Dewiku.com - Depresi seringkali merujuk pada orang dengan kondisi murung dan sedih. Jika ditelusuri lebih dalam, kebanyakan orang menunjukkan gejala depresi dengan tampak tidak memiliki ketidaktertarikan pada hal-hal yang biasa disukainya, terjadi perubahan sikap yang tiba-tiba, serta nafsu makan yang meningkat atau malah turun drastis.
Namun, ternyata gejala depresi tidaklah selalu sama antar individu. Terkadang meski seseorang tidak menunjukkan gejala papaun, bisa saja dia mengalami depresi berat. Bahkan bukan tak mungkin mereka terlihat sering tersenyum dan tetap bekerja dengan baik seperti tak ada masalah apa-apa.
Itulah smiling depression. Salah satu contohnya terjadi pada Joker, musuh abadi superhero Batman yang filmnya akan tayang di bioskop pada Oktober 2019 mendatang.
Joker digambarkan memiliki wajah bahagia dengan senyum yang selalu menghiasi wajah badutnya. Padahal, aslinya, Joker adalah sosok yang membalut depresinya dengan bersikap keji.
Baca Juga
Heidi McKenzie, PsyD, seorang psikolog klinis yang berpraktik di Pittsburgh, Pennsylvania, mengatakan depresi dan tersenyum sesungguhnya tidak saling berhubungan.

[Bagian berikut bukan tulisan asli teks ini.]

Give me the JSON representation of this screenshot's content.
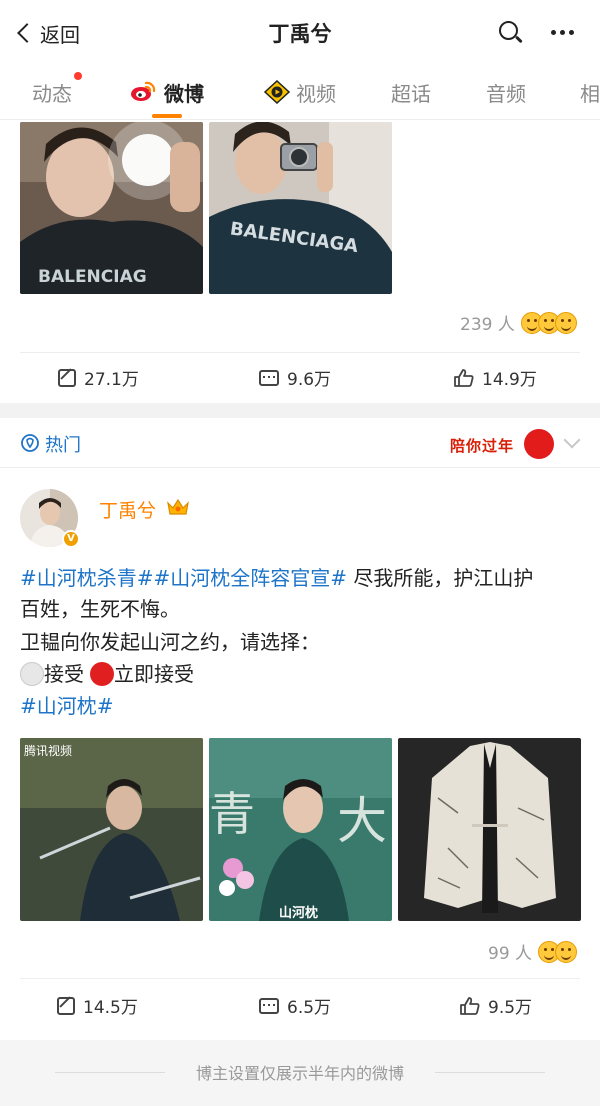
{
  "header": {
    "back_label": "返回",
    "title": "丁禹兮"
  },
  "tabs": [
    {
      "label": "动态"
    },
    {
      "label": "微博"
    },
    {
      "label": "视频"
    },
    {
      "label": "超话"
    },
    {
      "label": "音频"
    },
    {
      "label": "相"
    }
  ],
  "post1": {
    "reactions_count": "239 人",
    "reposts": "27.1万",
    "comments": "9.6万",
    "likes": "14.9万"
  },
  "hot_section": {
    "label": "热门",
    "badge_text": "陪你过年"
  },
  "post2": {
    "author": "丁禹兮",
    "verified_mark": "V",
    "line1_tags": "#山河枕杀青##山河枕全阵容官宣#",
    "line1_text": " 尽我所能，护江山护",
    "line2": "百姓，生死不悔。",
    "line3": "卫韫向你发起山河之约，请选择：",
    "option_accept": "接受",
    "option_accept_now": "立即接受",
    "tag_line": "#山河枕#",
    "image1_watermark": "腾讯视频",
    "image2_poster_text": "山河枕",
    "reactions_count": "99 人",
    "reposts": "14.5万",
    "comments": "6.5万",
    "likes": "9.5万"
  },
  "footer": {
    "note": "博主设置仅展示半年内的微博"
  },
  "colors": {
    "accent": "#ff8200",
    "link": "#1d74c8",
    "badge_red": "#d81e06"
  }
}
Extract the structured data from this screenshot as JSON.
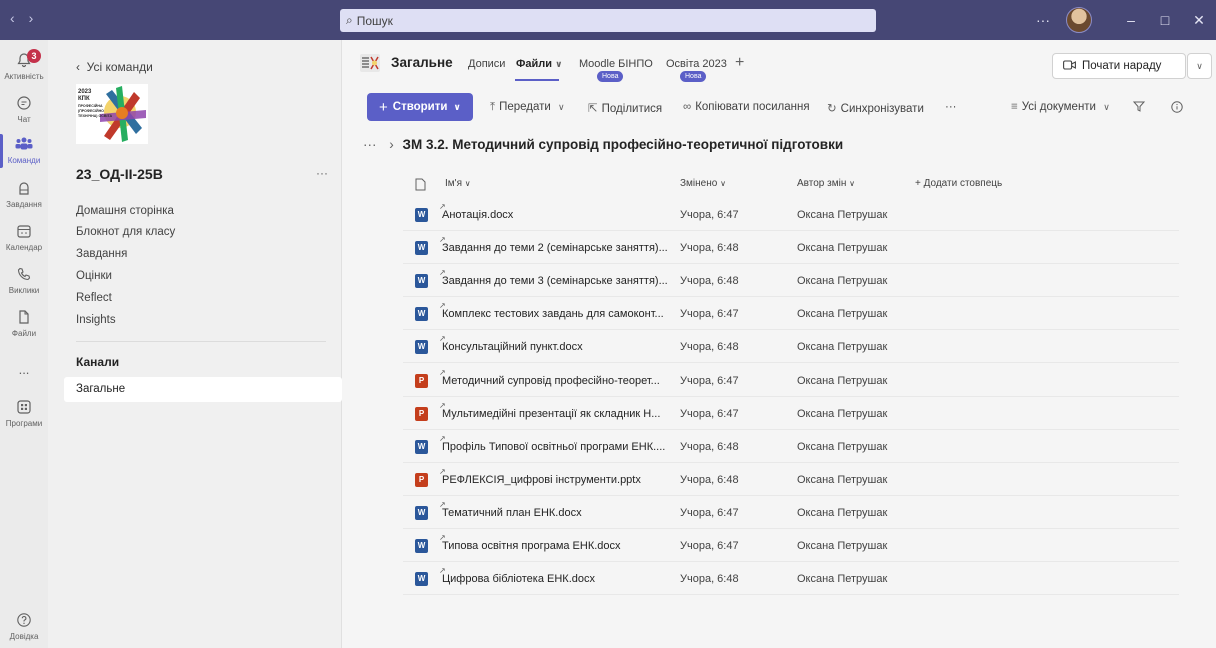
{
  "titlebar": {
    "search_placeholder": "Пошук",
    "more": "···"
  },
  "rail": {
    "items": [
      {
        "label": "Активність",
        "icon": "bell-icon",
        "badge": "3"
      },
      {
        "label": "Чат",
        "icon": "chat-icon"
      },
      {
        "label": "Команди",
        "icon": "teams-icon",
        "active": true
      },
      {
        "label": "Завдання",
        "icon": "assignments-icon"
      },
      {
        "label": "Календар",
        "icon": "calendar-icon"
      },
      {
        "label": "Виклики",
        "icon": "phone-icon"
      },
      {
        "label": "Файли",
        "icon": "file-icon"
      },
      {
        "label": "...",
        "icon": "more-icon"
      },
      {
        "label": "Програми",
        "icon": "apps-icon"
      },
      {
        "label": "Довідка",
        "icon": "help-icon"
      }
    ]
  },
  "leftpanel": {
    "back_label": "Усі команди",
    "team_name": "23_ОД-ІІ-25В",
    "team_more": "···",
    "links": [
      "Домашня сторінка",
      "Блокнот для класу",
      "Завдання",
      "Оцінки",
      "Reflect",
      "Insights"
    ],
    "channels_title": "Канали",
    "active_channel": "Загальне"
  },
  "logo": {
    "line1": "2023",
    "line2": "КПК",
    "line3": "ПРОФЕСІЙНА",
    "line4": "(ПРОФЕСІЙНО",
    "line5": "ТЕХНІЧНА) ОСВІТА"
  },
  "header": {
    "channel_title": "Загальне",
    "tabs": [
      "Дописи",
      "Файли",
      "Moodle БІНПО",
      "Освіта 2023"
    ],
    "new_pill": "Нова",
    "add_tab": "+",
    "meet_button": "Почати нараду"
  },
  "commands": {
    "create": "Створити",
    "upload": "Передати",
    "share": "Поділитися",
    "copy_link": "Копіювати посилання",
    "sync": "Синхронізувати",
    "more": "···",
    "view": "Усі документи"
  },
  "breadcrumb": {
    "dots": "···",
    "current": "ЗМ 3.2. Методичний супровід професійно-теоретичної підготовки"
  },
  "list": {
    "col_name": "Ім'я",
    "col_modified": "Змінено",
    "col_author": "Автор змін",
    "add_column": "+ Додати стовпець",
    "files": [
      {
        "name": "Анотація.docx",
        "modified": "Учора, 6:47",
        "author": "Оксана Петрушак",
        "type": "word"
      },
      {
        "name": "Завдання до теми 2 (семінарське заняття)...",
        "modified": "Учора, 6:48",
        "author": "Оксана Петрушак",
        "type": "word"
      },
      {
        "name": "Завдання до теми 3 (семінарське заняття)...",
        "modified": "Учора, 6:48",
        "author": "Оксана Петрушак",
        "type": "word"
      },
      {
        "name": "Комплекс тестових завдань для самоконт...",
        "modified": "Учора, 6:47",
        "author": "Оксана Петрушак",
        "type": "word"
      },
      {
        "name": "Консультаційний пункт.docx",
        "modified": "Учора, 6:48",
        "author": "Оксана Петрушак",
        "type": "word"
      },
      {
        "name": "Методичний супровід професійно-теорет...",
        "modified": "Учора, 6:47",
        "author": "Оксана Петрушак",
        "type": "ppt"
      },
      {
        "name": "Мультимедійні презентації як складник Н...",
        "modified": "Учора, 6:47",
        "author": "Оксана Петрушак",
        "type": "ppt"
      },
      {
        "name": "Профіль Типової освітньої програми ЕНК....",
        "modified": "Учора, 6:48",
        "author": "Оксана Петрушак",
        "type": "word"
      },
      {
        "name": "РЕФЛЕКСІЯ_цифрові інструменти.pptx",
        "modified": "Учора, 6:48",
        "author": "Оксана Петрушак",
        "type": "ppt"
      },
      {
        "name": "Тематичний план ЕНК.docx",
        "modified": "Учора, 6:47",
        "author": "Оксана Петрушак",
        "type": "word"
      },
      {
        "name": "Типова освітня програма ЕНК.docx",
        "modified": "Учора, 6:47",
        "author": "Оксана Петрушак",
        "type": "word"
      },
      {
        "name": "Цифрова бібліотека ЕНК.docx",
        "modified": "Учора, 6:48",
        "author": "Оксана Петрушак",
        "type": "word"
      }
    ]
  },
  "colors": {
    "titlebar": "#464775",
    "accent": "#5b5fc7",
    "badge": "#c4314b",
    "word": "#2b579a",
    "ppt": "#c43e1c"
  }
}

''Orang dengan depresi ini kerap menutupi gejala yang mereka alami,'' kata McKenzie. seperti dilansir dari Women's Health Mag.

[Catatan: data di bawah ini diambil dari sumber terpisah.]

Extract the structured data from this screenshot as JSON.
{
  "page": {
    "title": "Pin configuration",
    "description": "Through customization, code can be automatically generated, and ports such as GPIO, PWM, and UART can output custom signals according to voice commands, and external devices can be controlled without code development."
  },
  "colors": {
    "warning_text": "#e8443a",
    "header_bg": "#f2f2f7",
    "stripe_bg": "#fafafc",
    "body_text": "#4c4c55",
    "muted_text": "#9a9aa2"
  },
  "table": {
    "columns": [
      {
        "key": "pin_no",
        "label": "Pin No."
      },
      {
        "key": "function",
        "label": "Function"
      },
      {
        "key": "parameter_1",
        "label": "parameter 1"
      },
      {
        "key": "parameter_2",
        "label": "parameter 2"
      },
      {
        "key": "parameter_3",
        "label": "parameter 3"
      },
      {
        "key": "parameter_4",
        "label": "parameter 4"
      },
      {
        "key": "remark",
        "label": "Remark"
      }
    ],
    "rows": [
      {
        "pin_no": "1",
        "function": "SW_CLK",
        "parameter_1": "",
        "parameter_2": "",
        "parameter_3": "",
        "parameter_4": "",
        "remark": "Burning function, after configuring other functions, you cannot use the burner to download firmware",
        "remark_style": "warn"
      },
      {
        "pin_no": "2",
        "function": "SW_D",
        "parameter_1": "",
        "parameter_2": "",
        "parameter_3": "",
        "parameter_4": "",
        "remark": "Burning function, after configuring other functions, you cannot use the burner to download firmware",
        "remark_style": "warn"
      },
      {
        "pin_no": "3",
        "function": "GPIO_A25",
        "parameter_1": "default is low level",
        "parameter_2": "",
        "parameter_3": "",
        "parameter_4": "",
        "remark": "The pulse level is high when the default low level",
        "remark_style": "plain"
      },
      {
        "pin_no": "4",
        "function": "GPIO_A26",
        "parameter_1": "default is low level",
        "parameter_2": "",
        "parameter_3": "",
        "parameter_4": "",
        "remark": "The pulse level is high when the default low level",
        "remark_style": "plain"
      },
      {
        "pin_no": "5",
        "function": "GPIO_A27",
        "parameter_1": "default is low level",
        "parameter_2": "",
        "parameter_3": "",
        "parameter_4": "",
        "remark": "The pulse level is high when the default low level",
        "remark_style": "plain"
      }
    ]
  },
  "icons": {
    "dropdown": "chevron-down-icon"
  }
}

''Mereka bisa bangun setiap hari, berpakaian, datang kerja, dan terus berinteraksi dengan orang lain meski mereka memiliki perasaan yang buruk di dalam dirinya.''
McKenzie memaparkan, smiling depression pada dasarnya adalah nama lain dari gangguan depresi persisten (PDD), tingkat kesedihan kronis yang dapat mencakup perubahan tidur atau nafsu makan, perasaan putus asa atau kelelahan, serangan panik, dan kehilangan minat pada kegiatan favorit.
''Orang dengan smiling depression mungkin tidak tahu bahwa mereka mengalami depresi,'' tambah Karen Stewart, M.D., seorang psikiater di Kaiser Permanente di Atlanta, Georgia.

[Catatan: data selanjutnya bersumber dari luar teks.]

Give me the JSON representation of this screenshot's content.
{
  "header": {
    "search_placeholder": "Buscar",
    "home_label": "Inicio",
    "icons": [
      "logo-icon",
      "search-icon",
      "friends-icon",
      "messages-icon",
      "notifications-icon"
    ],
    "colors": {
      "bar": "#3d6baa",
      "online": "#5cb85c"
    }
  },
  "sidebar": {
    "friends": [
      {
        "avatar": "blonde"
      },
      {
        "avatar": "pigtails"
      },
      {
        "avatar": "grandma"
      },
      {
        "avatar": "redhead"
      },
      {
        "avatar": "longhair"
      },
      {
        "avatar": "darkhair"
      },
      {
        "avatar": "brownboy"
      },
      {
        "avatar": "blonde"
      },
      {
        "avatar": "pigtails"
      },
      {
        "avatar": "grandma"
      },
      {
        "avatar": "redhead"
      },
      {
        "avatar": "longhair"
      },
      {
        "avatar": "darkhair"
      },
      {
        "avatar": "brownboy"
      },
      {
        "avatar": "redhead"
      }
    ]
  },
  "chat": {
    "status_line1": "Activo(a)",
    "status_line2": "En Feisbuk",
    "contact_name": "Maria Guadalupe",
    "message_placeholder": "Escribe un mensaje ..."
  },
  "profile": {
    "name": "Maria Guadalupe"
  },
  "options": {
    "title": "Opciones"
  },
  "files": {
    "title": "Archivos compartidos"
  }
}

Hal itu karena orang yang depresi selama ini kerap diasosiasikan sebagai sosok yang lunglai, tidak dapat melakukan pekerjaan mereka, dan tidak bisa tersenyum. Jadi wajar jika seseorang merasa baik-baik saja karena tidak merasa cocok dengan gambaran stereotip depresi tersebut.
Lalu, bagaimana agar orang menyadari dirinya mengalami smiling depression? Menurut McKenzie, ada banyak tanda dan gejala depresi yang harus diperhatikan. Jika kamu merasa benar-benar kehabisan tenaga di malam hari dan tidak tahu penyebabnya, McKenzie mengatakan bahwa emosimu mungkin telah terkuras untuk melawan depresi.
McKenzie menggambarkan seseorang dengan smiling depression mungkin harus berjuang keras untuk bisa bangun di pagi hari, mandi, dandan, dan bersiap-siap ke kantor. Sesampainya di kantor, mereka dapat memainkan peran sebagai karyawan yang bahagia, ngobrol dengan rekan sekantor, tertawa, tetapi akan merasa hampa.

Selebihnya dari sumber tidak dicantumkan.